The policy rejects the use of generation of electricity from non-renewable fossil fuels such as natural gas and petroleum oils. Documented studies show that these fuel sources have a fixed remaining life, are not renewable and are too valuable for servicing the needs of people and industry to waste on mass electrical generation. Information is available to support these conclusions.
Also unacceptable is the burning of source bio products such as whole grains. Even at low selling prices, grains are too valuable to burn. Whole grains are filled with proteins, carbohydrates and minerals. The grain constituents can be separated to form foods, converted to fuels, while the remainder is still suitable for animal feed. Even chaff and low value residue from processing has value as fuel.
Electricity generated from coal would be acceptable under the following conditions:
Coal is clearly identified as a transitional mode of generation to be used until new renewable technologies become commercially viable and reliable.
Coal has a much longer lifetime of availability that either oil or gas, on the order of hundreds of years.
Coal burning station can and are being equipped with scrubbers to reduce undesirable emissions.
Coal can be combined with biomass to further reduce the emission of undesirable elements.
Coal can be gasified and carbon dioxide sequestered to provide a cleaner fuel for combustion without drawing on natural gas reserves.

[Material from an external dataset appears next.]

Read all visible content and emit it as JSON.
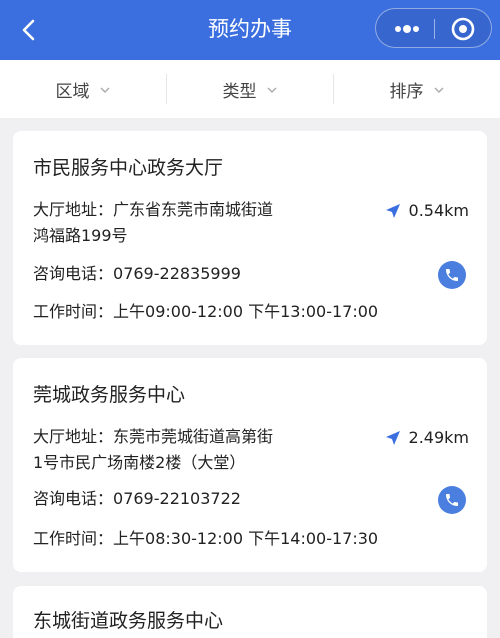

There is an inventory of coal type generators with associated transmission line rights of way which already impose a considerable impact on the natural landscape. Building new stations elsewhere simply consumes more land for the same end use.Emerging Technologies
New technologies are being developed to permit the production of fuels and electrical energy from biological sources. These technologies rely on the following processes, many of which occur naturally in nature:
i) fermentation to create liquid fuels such as ethanol in place of gasoline
ii) crushing of oil seeds to make diesel from the oil
iii) decomposition rotating garbage, manure or green hay, to make methane gas
iv) combustion burning dry bulk low value materials such as corn cobs, wood chips, for heat or with coal for electric generation
Some countries such as Brazil already power most of their cars with ethanol which has a lower impact on the environment than gasoline.
Research is underway on various specialty crops that could be grown purposely for conversion to fuel by converting plant cellulose to fuel and returning the residue to the field.
Because plants absorb Carbon Dioxide as they grow, and burning of the fuels they produce releases Carbon Dioxide, it is hope that the closed loop of crops to fuel and back again can help restrain the growth of Carbon Dioxide in the atmosphere.